Module 1: Correlation Mining

Code Along

Correlation Mining

  • Correlation mining is used to identify relationships between variables in a dataset.

  • Example: Finding how house size, location, and other factors relate to house prices.

Dataset

Dataset Used: California Housing Dataset from Scikit-Learn

We will use the California Housing dataset from sklearn

from sklearn.datasets import fetch_california_housing 
data = fetch_california_housing()

Covert the data to DataFrame

import pandas as pd 
df = pd.DataFrame(data.data, columns=data.feature_names)
df['House_Price'] = data.target

Conduct Correlation Analysis

correlation_matrix = df.corr().round(4)
print(correlation_matrix)

P-Values

P-values show the statistical significance of correlation.

from scipy.stats import pearsonr
import numpy as np

# P-value Calculation for Correlation Significance
def correlation_p_values(df):
    p_values = pd.DataFrame(index=df.columns, columns=df.columns, dtype=float)
    for col1 in df.columns:
        for col2 in df.columns:
            if col1 == col2:
                p_values.loc[col1, col2] = 0.0  # Store as float, not string
            else:
                _, p_value = pearsonr(df[col1], df[col2])
                p_values.loc[col1, col2] = p_value  # Store as float
    return p_values

p_values = correlation_p_values(df)
print("\nP-values for Correlation Significance:\n", p_values)

Interpretation

P-Value Interpretation
p > 0.05 No strong evidence against the null hypothesis (Not significant)
p ≤ 0.05 Moderate evidence against the null hypothesis (Significant)

Null hypothesis

Scenario Null Hypothesis (H₀) Alternative Hypothesis (H₁)
Drug Testing The new drug has no effect on blood pressure. The new drug lowers blood pressure.
Housing Market There is no correlation between income and house prices. Higher income leads to higher house prices.

Visualization

Visualization helps you demonstrate correlation in a straightforward way.

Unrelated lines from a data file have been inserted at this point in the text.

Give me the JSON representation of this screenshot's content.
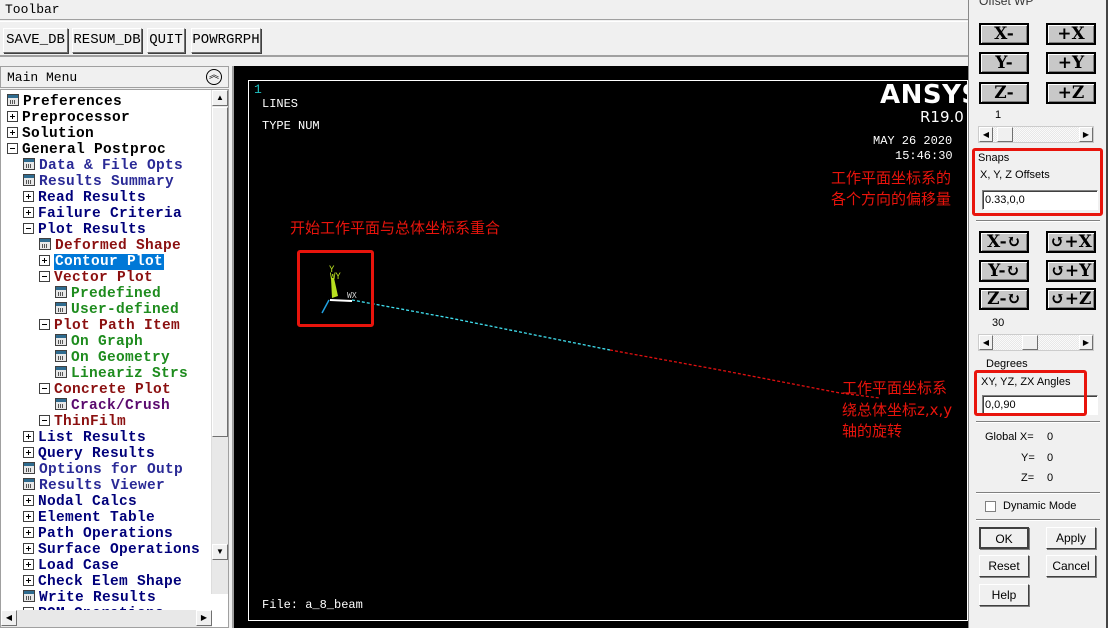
{
  "toolbar": {
    "title": "Toolbar",
    "buttons": [
      "SAVE_DB",
      "RESUM_DB",
      "QUIT",
      "POWRGRPH"
    ]
  },
  "main_menu": {
    "title": "Main Menu",
    "items": [
      {
        "label": "Preferences",
        "icon": "calc-icon",
        "level": 0,
        "color": "black"
      },
      {
        "label": "Preprocessor",
        "icon": "expand-icon",
        "level": 0,
        "color": "black"
      },
      {
        "label": "Solution",
        "icon": "expand-icon",
        "level": 0,
        "color": "black"
      },
      {
        "label": "General Postproc",
        "icon": "collapse-icon",
        "level": 0,
        "color": "black"
      },
      {
        "label": "Data & File Opts",
        "icon": "calc-icon",
        "level": 1,
        "color": "blue"
      },
      {
        "label": "Results Summary",
        "icon": "calc-icon",
        "level": 1,
        "color": "blue"
      },
      {
        "label": "Read Results",
        "icon": "expand-icon",
        "level": 1,
        "color": "navy"
      },
      {
        "label": "Failure Criteria",
        "icon": "expand-icon",
        "level": 1,
        "color": "navy"
      },
      {
        "label": "Plot Results",
        "icon": "collapse-icon",
        "level": 1,
        "color": "navy"
      },
      {
        "label": "Deformed Shape",
        "icon": "calc-icon",
        "level": 2,
        "color": "red"
      },
      {
        "label": "Contour Plot",
        "icon": "expand-icon",
        "level": 2,
        "color": "red",
        "selected": true
      },
      {
        "label": "Vector Plot",
        "icon": "collapse-icon",
        "level": 2,
        "color": "red"
      },
      {
        "label": "Predefined",
        "icon": "calc-icon",
        "level": 3,
        "color": "green"
      },
      {
        "label": "User-defined",
        "icon": "calc-icon",
        "level": 3,
        "color": "green"
      },
      {
        "label": "Plot Path Item",
        "icon": "collapse-icon",
        "level": 2,
        "color": "red"
      },
      {
        "label": "On Graph",
        "icon": "calc-icon",
        "level": 3,
        "color": "green"
      },
      {
        "label": "On Geometry",
        "icon": "calc-icon",
        "level": 3,
        "color": "green"
      },
      {
        "label": "Lineariz Strs",
        "icon": "calc-icon",
        "level": 3,
        "color": "green"
      },
      {
        "label": "Concrete Plot",
        "icon": "collapse-icon",
        "level": 2,
        "color": "red"
      },
      {
        "label": "Crack/Crush",
        "icon": "calc-icon",
        "level": 3,
        "color": "purple"
      },
      {
        "label": "ThinFilm",
        "icon": "collapse-icon",
        "level": 2,
        "color": "red"
      },
      {
        "label": "List Results",
        "icon": "expand-icon",
        "level": 1,
        "color": "navy"
      },
      {
        "label": "Query Results",
        "icon": "expand-icon",
        "level": 1,
        "color": "navy"
      },
      {
        "label": "Options for Outp",
        "icon": "calc-icon",
        "level": 1,
        "color": "blue"
      },
      {
        "label": "Results Viewer",
        "icon": "calc-icon",
        "level": 1,
        "color": "blue"
      },
      {
        "label": "Nodal Calcs",
        "icon": "expand-icon",
        "level": 1,
        "color": "navy"
      },
      {
        "label": "Element Table",
        "icon": "expand-icon",
        "level": 1,
        "color": "navy"
      },
      {
        "label": "Path Operations",
        "icon": "expand-icon",
        "level": 1,
        "color": "navy"
      },
      {
        "label": "Surface Operations",
        "icon": "expand-icon",
        "level": 1,
        "color": "navy"
      },
      {
        "label": "Load Case",
        "icon": "expand-icon",
        "level": 1,
        "color": "navy"
      },
      {
        "label": "Check Elem Shape",
        "icon": "expand-icon",
        "level": 1,
        "color": "navy"
      },
      {
        "label": "Write Results",
        "icon": "calc-icon",
        "level": 1,
        "color": "navy"
      },
      {
        "label": "ROM Operations",
        "icon": "expand-icon",
        "level": 1,
        "color": "navy"
      }
    ]
  },
  "graphics": {
    "window_number": "1",
    "plot_type": "LINES",
    "numbering": "TYPE NUM",
    "brand": "ANSYS",
    "release": "R19.0",
    "date": "MAY 26 2020",
    "time": "15:46:30",
    "file_label": "File: a_8_beam",
    "triad_labels": {
      "wy": "WY",
      "y": "Y",
      "wx": "WX"
    },
    "colors": {
      "line_cyan": "#40e0f0",
      "line_red": "#e01010",
      "triad_y": "#b8e020",
      "annotation": "#e8140c"
    }
  },
  "annotations": {
    "origin_note": "开始工作平面与总体坐标系重合",
    "offset_note": [
      "工作平面坐标系的",
      "各个方向的偏移量"
    ],
    "rotation_note": [
      "工作平面坐标系",
      "绕总体坐标z,x,y",
      "轴的旋转"
    ]
  },
  "offset_wp": {
    "title": "Offset WP",
    "translate_buttons": [
      "X-",
      "+X",
      "Y-",
      "+Y",
      "Z-",
      "+Z"
    ],
    "step_value": "1",
    "step_slider_fraction": 0.05,
    "snaps_label": "Snaps",
    "offsets_label": "X, Y, Z Offsets",
    "offsets_value": "0.33,0,0",
    "rotate_buttons": [
      "X-↻",
      "↺+X",
      "Y-↻",
      "↺+Y",
      "Z-↻",
      "↺+Z"
    ],
    "angle_step": "30",
    "angle_slider_fraction": 0.4,
    "degrees_label": "Degrees",
    "angles_label": "XY, YZ, ZX Angles",
    "angles_value": "0,0,90",
    "global_x_label": "Global X=",
    "global_x": "0",
    "global_y_label": "Y=",
    "global_y": "0",
    "global_z_label": "Z=",
    "global_z": "0",
    "dynamic_mode_label": "Dynamic Mode",
    "dynamic_mode_checked": false,
    "buttons": {
      "ok": "OK",
      "apply": "Apply",
      "reset": "Reset",
      "cancel": "Cancel",
      "help": "Help"
    }
  }
}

plt.figure(figsize=(8, 6))
sns.heatmap(correlation_matrix, annot=True, fmt=".4f", cmap='coolwarm', center=0)
plt.title('Correlation Matrix Heatmap')
plt.show()

Bonferroni Correction

The goal is to keep the probability of making one or more false discoveries across all tests below a predefined threshold (typically 0.05).

def bonferroni_correction(p_values_df, alpha=0.05):
    # Extract unique p-values (excluding diagonal and duplicates)
    unique_p_values = []
    n_vars = len(p_values_df.columns)
    
    for i in range(n_vars):
        for j in range(i+1, n_vars):  # Only upper triangle, excluding diagonal
            unique_p_values.append(p_values_df.iloc[i, j])
    
    # Convert to numpy array
    p_values_array = np.array(unique_p_values)
    n = len(p_values_array)
    
    # Calculate the Bonferroni-adjusted alpha
    bonferroni_alpha = alpha / n
    
    # Initialize an array to store the results
    result = np.zeros((n, 3), dtype=object)
    
    # Apply the Bonferroni correction
    for i, pval in enumerate(p_values_array):
        result[i, 0] = pval  # Original p-values
        result[i, 1] = bonferroni_alpha  # Bonferroni-adjusted alpha
        
        # Mark significance
        significance = 'Significant' if pval <= bonferroni_alpha else 'Not Significant'
        result[i, 2] = significance
    
    return result

result = bonferroni_correction(p_values)
print("\nBonferroni Correction Results:")
print("P-value | Alpha | Significance")
for row in result:
    print(f"{row[0]:.5f} | {row[1]:.5f} | {row[2]}")